La muerte se ha conceptualizado como un error de la naturaleza. Hay científicos que trabajan —subvencionados por individuos con nombres propios como Jeff Bezos con miles de millones de dólares— en la eliminación de la muerte. La consideran una enfermedad que tiene que ser tratada. La idea de inmortalidad nunca ha estado tan presente. Morir solo tiene sentido si se relaciona con la comunidad. La inmortalidad, sin embargo, es algo individual. Se relaciona con la preservación del propio ego.

En su lado más perverso, la comunidad justificaría la guerra o el terrorismo y alentaría el sacrificio individual. Me pregunto si el ejercicio de pensar un poco más en la muerte propia y menos en la de los demás no podría acercarnos a la reflexión que reclama Hannah Arendt para no actuar por órdenes sin cuestionamiento, vengan estas del ejército o del mercado. Me pregunto si entender la importancia del momento de la muerte no podría ayudarnos a frenar, al menos en parte, la violencia.
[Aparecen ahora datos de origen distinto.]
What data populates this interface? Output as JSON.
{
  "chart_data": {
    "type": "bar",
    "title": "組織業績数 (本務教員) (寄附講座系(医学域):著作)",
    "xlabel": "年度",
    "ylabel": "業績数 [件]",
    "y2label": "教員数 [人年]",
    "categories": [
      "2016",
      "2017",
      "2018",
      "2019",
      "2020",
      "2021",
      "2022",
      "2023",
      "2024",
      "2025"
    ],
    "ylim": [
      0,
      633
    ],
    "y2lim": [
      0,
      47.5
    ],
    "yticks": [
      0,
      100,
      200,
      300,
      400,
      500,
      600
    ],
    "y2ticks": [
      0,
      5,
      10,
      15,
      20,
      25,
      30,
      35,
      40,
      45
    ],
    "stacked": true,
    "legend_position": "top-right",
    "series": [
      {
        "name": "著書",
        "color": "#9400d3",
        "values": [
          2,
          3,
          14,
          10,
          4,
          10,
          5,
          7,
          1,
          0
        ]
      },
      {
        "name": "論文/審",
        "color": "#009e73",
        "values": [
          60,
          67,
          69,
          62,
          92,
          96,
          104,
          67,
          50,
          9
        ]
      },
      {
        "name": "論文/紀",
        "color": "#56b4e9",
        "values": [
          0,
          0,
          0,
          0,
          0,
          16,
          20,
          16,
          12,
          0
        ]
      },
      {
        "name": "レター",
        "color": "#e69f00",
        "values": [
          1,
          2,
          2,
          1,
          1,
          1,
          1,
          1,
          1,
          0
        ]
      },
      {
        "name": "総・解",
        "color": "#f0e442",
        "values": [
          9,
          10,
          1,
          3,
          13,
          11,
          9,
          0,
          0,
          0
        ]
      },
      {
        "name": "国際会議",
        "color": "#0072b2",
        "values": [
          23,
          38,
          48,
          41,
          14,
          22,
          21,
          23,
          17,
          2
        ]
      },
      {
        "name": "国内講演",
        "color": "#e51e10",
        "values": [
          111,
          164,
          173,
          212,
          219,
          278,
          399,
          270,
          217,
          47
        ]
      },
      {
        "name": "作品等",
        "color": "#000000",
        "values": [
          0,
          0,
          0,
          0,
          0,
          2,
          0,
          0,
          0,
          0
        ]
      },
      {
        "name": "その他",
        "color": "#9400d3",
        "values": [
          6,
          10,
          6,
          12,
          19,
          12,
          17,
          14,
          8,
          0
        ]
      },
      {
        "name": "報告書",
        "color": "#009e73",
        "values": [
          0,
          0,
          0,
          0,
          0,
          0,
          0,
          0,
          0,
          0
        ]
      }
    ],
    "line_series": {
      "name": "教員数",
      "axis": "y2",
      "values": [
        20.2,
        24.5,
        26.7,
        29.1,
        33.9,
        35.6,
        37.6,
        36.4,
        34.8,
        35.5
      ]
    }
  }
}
La agonía es un instante de alta sensibilidad, incluso meditar sobre ello remueve los sentimientos. Al escribir estas líneas me recorren muchas emociones, como no me sucede con otros temas, pero es que son precisamente las emociones, nos recuerda la filósofa Ana Carrasco-Conde en su libro Decir el mal: La destrucción del nosotros, “lo que nos pone en contacto con los demás y con nosotros mismos”, y nos libera de la apatía, que es un poco, si me permiten, la peor muerte de todas: la muerte en vida.

Mar Gómez Glez es socióloga y escritora. Su último libro es la obra de teatro Fuga mundi (Antígona).